Artık kimse film seyretmesin ve salonlar sadece eğlence kültürüne ayrılsın istiyorlar.
Avrupa’da birçok olumlu uygulama var. Devlet kotaları, belediye sinemaları vs...”
BİR SALONDA DA HANEKE GÖRELİM
Benim çözüm önerim arkadaşımın bıraktığı yerden başlayacak biraz: İlla devletin, yerel yönetimlerin ‘sanatsal/arthouse’ filmlere adres göstermesini beklemek gerekmiyor.
Olsa şahane olur da olmuyor işte biliyoruz. O zaman ‘tekelleşen’ işletmeciye durumu izah etmek gerekiyor.
AVM’lerde mitoz bölünmeyle çoğalan salonlardan bir tanesini (küçüklerden de olur) iyi niyetinin nişanesi olarak bu filmlere ayırmak bile bir başlangıç noktası olur.
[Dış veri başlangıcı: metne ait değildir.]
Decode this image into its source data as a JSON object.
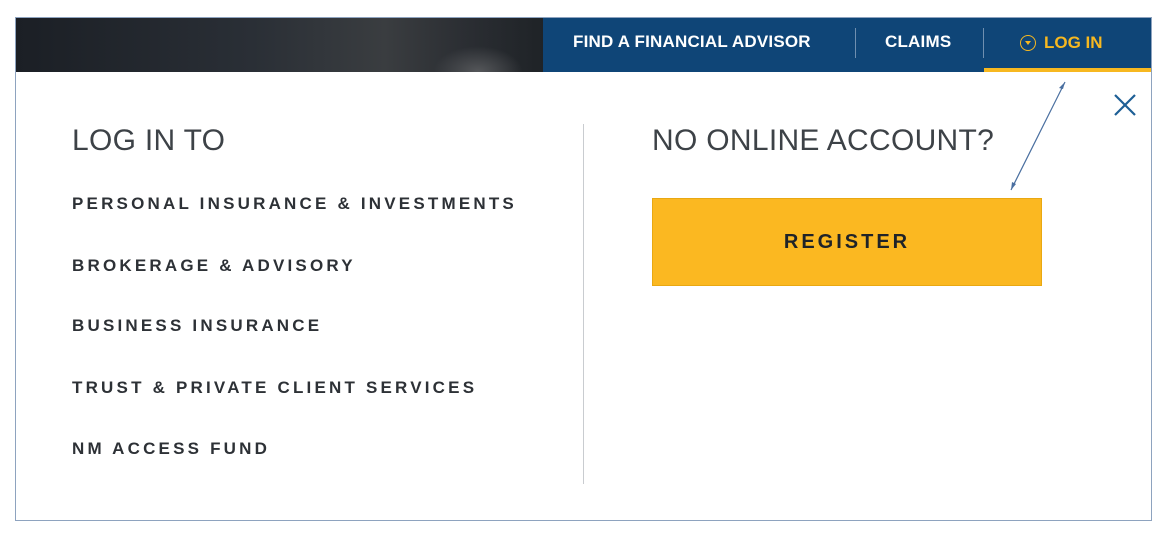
{
  "nav": {
    "advisor_label": "FIND A FINANCIAL ADVISOR",
    "claims_label": "CLAIMS",
    "login_label": "LOG IN",
    "login_icon": "chevron-circle-down-icon"
  },
  "login_panel": {
    "heading": "LOG IN TO",
    "items": [
      "PERSONAL INSURANCE & INVESTMENTS",
      "BROKERAGE & ADVISORY",
      "BUSINESS INSURANCE",
      "TRUST & PRIVATE CLIENT SERVICES",
      "NM ACCESS FUND"
    ]
  },
  "register_panel": {
    "heading": "NO ONLINE ACCOUNT?",
    "register_label": "REGISTER"
  },
  "close_icon": "close-icon",
  "colors": {
    "nav_background": "#0f4577",
    "accent_yellow": "#fbb821",
    "login_highlight": "#f7b820",
    "text_dark": "#2d3136"
  }
}
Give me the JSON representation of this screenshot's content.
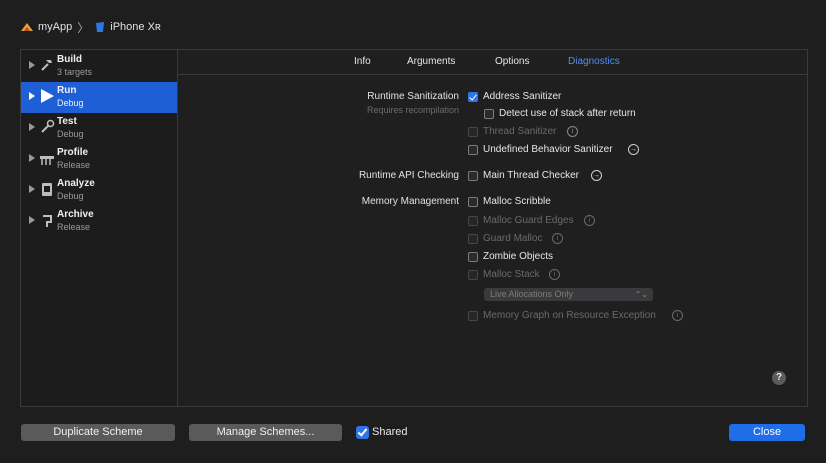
{
  "breadcrumb": {
    "app": "myApp",
    "device": "iPhone Xʀ"
  },
  "sidebar": {
    "items": [
      {
        "name": "Build",
        "sub": "3 targets",
        "icon": "hammer-icon"
      },
      {
        "name": "Run",
        "sub": "Debug",
        "icon": "play-icon",
        "selected": true
      },
      {
        "name": "Test",
        "sub": "Debug",
        "icon": "wrench-icon"
      },
      {
        "name": "Profile",
        "sub": "Release",
        "icon": "instruments-icon"
      },
      {
        "name": "Analyze",
        "sub": "Debug",
        "icon": "analyze-icon"
      },
      {
        "name": "Archive",
        "sub": "Release",
        "icon": "archive-icon"
      }
    ]
  },
  "tabs": [
    "Info",
    "Arguments",
    "Options",
    "Diagnostics"
  ],
  "active_tab": "Diagnostics",
  "diagnostics": {
    "runtime_sanitization": {
      "label": "Runtime Sanitization",
      "sublabel": "Requires recompilation",
      "address_sanitizer": "Address Sanitizer",
      "detect_stack": "Detect use of stack after return",
      "thread_sanitizer": "Thread Sanitizer",
      "ub_sanitizer": "Undefined Behavior Sanitizer"
    },
    "runtime_api": {
      "label": "Runtime API Checking",
      "main_thread_checker": "Main Thread Checker"
    },
    "memory": {
      "label": "Memory Management",
      "malloc_scribble": "Malloc Scribble",
      "malloc_guard_edges": "Malloc Guard Edges",
      "guard_malloc": "Guard Malloc",
      "zombie_objects": "Zombie Objects",
      "malloc_stack": "Malloc Stack",
      "alloc_option": "Live Allocations Only",
      "memory_graph": "Memory Graph on Resource Exception"
    },
    "help": "?"
  },
  "footer": {
    "duplicate": "Duplicate Scheme",
    "manage": "Manage Schemes...",
    "shared": "Shared",
    "close": "Close"
  },
  "colors": {
    "accent": "#1f6ee8",
    "selection": "#1f5fd6",
    "background": "#1e1e1f"
  }
}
Ayrıca hep aynı filmleri seyretmekten bunalmış, pazartesi sabahı işe gittiğinde ‘farklı’ bir film seyrettiğini anlatmaktan hoşlanacak ve evet ‘paralı’ bir kitlenin varlığı da aşikâr.
Film festivallerinin bu kadar dolu geçmesi tesadüf değildir herhalde.
Seyirci de salonlara baskı uygulamalı.
“Tamam birader 842 salonda ‘Fetih’ veya ‘Recep’ gösteriyorsun, helali hoş olsun göster de 18 salonda da Haneke görelim. Merak etme yine kâr edersin” diye sesini yükseltmeli.
“O filmler seyredilmiyor” demek bahane sayılmaz, “Gösterdin de gitmedik mi?” derler adama.
Mühim bir meseledir sinemamız için, daha çok tartışmak gerek.